Couldn't you simply generate the leaf node rules programmatically by iterating over some dictionary?
See the following code for illustration (notice the print statements use Python 2. If you're using Python 3, replace the usages of "print x" with "print(x)"):
import nltk
# Declare the word lists to be expanded into rules as an array
# (a Python dictionary) with all the words grouped by their part of speech
# (to be used then as the left-hand side of the leaf rules). Alternatively,
# you may also load this information from separate files, e.g. a file with VBGs,
# another with NNs, etc.
LEXICON = {
'VBG': 'learning studying understanding discovering',
'PRP': 'i you he she it we they',
'NN': 'NLP DS CS CL NLG IR LDA DL',
'VBZ': 'is',
'VBP': 'am are'
}
# Define a function to automatically expand the items in the array above
# into a grammar-like string:
def generate_lexicon():
lexicon = ''
for pos, words in LEXICON.items():
for word in words.split():
lexical_rule = " %s -> '%s'\n" % (pos, word)
lexicon += lexical_rule
return lexicon
if __name__ == '__main__':
# At runtime, declare the rules section of your grammar normally
# but *without* the leaf rules...
grammar = """S -> NP VP
NP -> PRP
V -> V VBG
V -> V VBG
VP -> VBZ
VP -> VBP
VP -> V NN
NP -> PRP VBP
V -> VBZ
V -> VBP"""
# ... then call our function to obtain the string containing
# the automatically expanded leaf node rules...
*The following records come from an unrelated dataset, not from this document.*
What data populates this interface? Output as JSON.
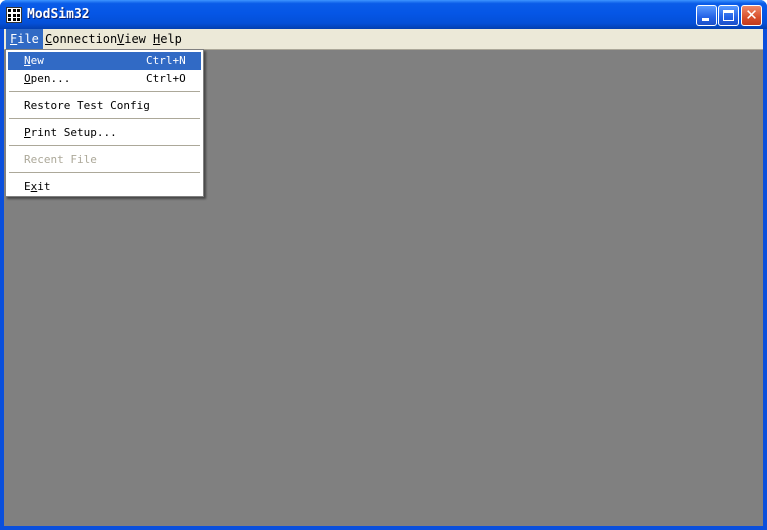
{
  "window": {
    "title": "ModSim32",
    "icon": "app-grid-icon",
    "controls": [
      "minimize-icon",
      "maximize-icon",
      "close-icon"
    ]
  },
  "menubar": {
    "items": [
      {
        "label": "File",
        "underline": "F",
        "active": true
      },
      {
        "label": "Connection",
        "underline": "C",
        "active": false
      },
      {
        "label": "View",
        "underline": "V",
        "active": false
      },
      {
        "label": "Help",
        "underline": "H",
        "active": false
      }
    ]
  },
  "file_menu": {
    "items": [
      {
        "label": "New",
        "accel": "Ctrl+N",
        "highlighted": true,
        "disabled": false
      },
      {
        "label": "Open...",
        "accel": "Ctrl+O",
        "highlighted": false,
        "disabled": false
      },
      {
        "label": "Restore Test Config",
        "accel": "",
        "highlighted": false,
        "disabled": false
      },
      {
        "label": "Print Setup...",
        "accel": "",
        "highlighted": false,
        "disabled": false
      },
      {
        "label": "Recent File",
        "accel": "",
        "highlighted": false,
        "disabled": true
      },
      {
        "label": "Exit",
        "accel": "",
        "highlighted": false,
        "disabled": false
      }
    ]
  },
  "colors": {
    "titlebar": "#0556e6",
    "menu_highlight": "#316ac5",
    "menubar_bg": "#ece9d8",
    "client_bg": "#808080",
    "disabled_text": "#aca899"
  }
}
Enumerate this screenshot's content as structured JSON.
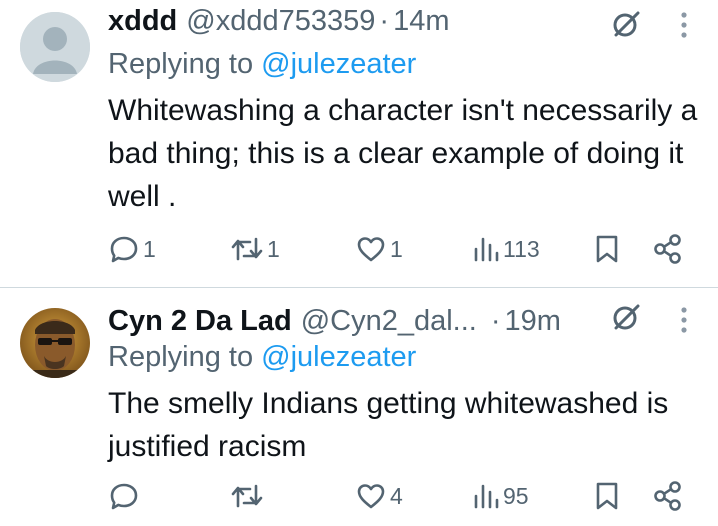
{
  "tweets": [
    {
      "name": "xddd",
      "handle": "@xddd753359",
      "separator": "·",
      "time": "14m",
      "reply_prefix": "Replying to ",
      "reply_to": "@julezeater",
      "text": "Whitewashing a character isn't necessarily a bad thing; this is a clear example of doing it well .",
      "replies": "1",
      "reposts": "1",
      "likes": "1",
      "views": "113",
      "icons": [
        "grok-icon",
        "more-icon",
        "reply-icon",
        "repost-icon",
        "like-icon",
        "views-icon",
        "bookmark-icon",
        "share-icon"
      ]
    },
    {
      "name": "Cyn 2 Da Lad",
      "handle": "@Cyn2_dal...",
      "separator": "·",
      "time": "19m",
      "reply_prefix": "Replying to ",
      "reply_to": "@julezeater",
      "text": "The smelly Indians getting whitewashed is justified racism",
      "replies": "",
      "reposts": "",
      "likes": "4",
      "views": "95",
      "icons": [
        "grok-icon",
        "more-icon",
        "reply-icon",
        "repost-icon",
        "like-icon",
        "views-icon",
        "bookmark-icon",
        "share-icon"
      ]
    }
  ],
  "colors": {
    "text": "#0f1419",
    "secondary": "#536471",
    "link": "#1d9bf0",
    "divider": "#cfd9de"
  }
}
lexicon = generate_lexicon()
# ... and simply combine both at the end:
semiautomatic_grammar = '%s\n%s' % (grammar, lexicon)
# You can now parse normally:
grammar = nltk.CFG.fromstring(semiautomatic_grammar)
sentences = [
'i am studying NLP',
'i am discovering DS',
'he is understanding CL',
'they are understanding LDA',
'it is NLG',
]
parser = nltk.ChartParser(grammar)
for sent in sentences:
print sent
for i, tree in enumerate(parser.parse(sent.split())):
print i + 1, tree
print
# You should get the following output:
# i am studying NLP
# 1 (S (NP (PRP i)) (VP (V (V (VBP am)) (VBG studying)) (NN NLP)))
#
# i am discovering DS
# 1 (S (NP (PRP i)) (VP (V (V (VBP am)) (VBG discovering)) (NN DS)))
#
# he is understanding CL
# 1 (S (NP (PRP he)) (VP (V (V (VBZ is)) (VBG understanding)) (NN CL)))
#
# they are understanding LDA
# 1 (S
# (NP (PRP they))
# (VP (V (V (VBP are)) (VBG understanding)) (NN LDA)))
#
# it is NLG
# 1 (S (NP (PRP it)) (VP (V (VBZ is)) (NN NLG)))